Fig. 2: Post self-expandable metal stent CT scan with evidence of no leakage

Also, according to Nguyen et al. and Serra et al. the use of a covered stent to control leak after sleeve gastrectomy was a safe and effective method with a success rate up to 83%.29

30, 31 included 29 patients who developed gastric leak after sleeve gastrectomy. The investigators used a stent to control the leak by putting the stents in situ for average 7 weeks duration. After the first stent was placed, 19 patients showed immediate success, whereas 5 patients required the implantation of a second stent. Two patients had continuous leakage that necessitated surgery.

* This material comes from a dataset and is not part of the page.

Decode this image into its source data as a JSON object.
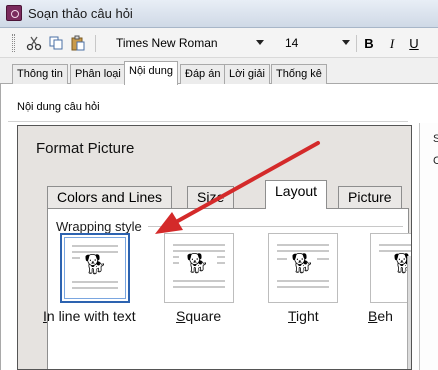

In contrast, Tan et al. reported a 50% success rate for gastric sleeve leak closure, with four patients requiring early stent removal due to migration, hematemesis, or obstruction from kinking at the proximal end of the stent.7

CONCLUSION

After LSG, abdominal pain, tachycardia, or fever should raise suspicions of a leak. The majority of patients had excessively high WBC and CRP levels. A strategy for dealing with leaks should be based on a case-by-case analysis. A valuable option is to utilize minimally intrusive strategies to handle leaks following LSG.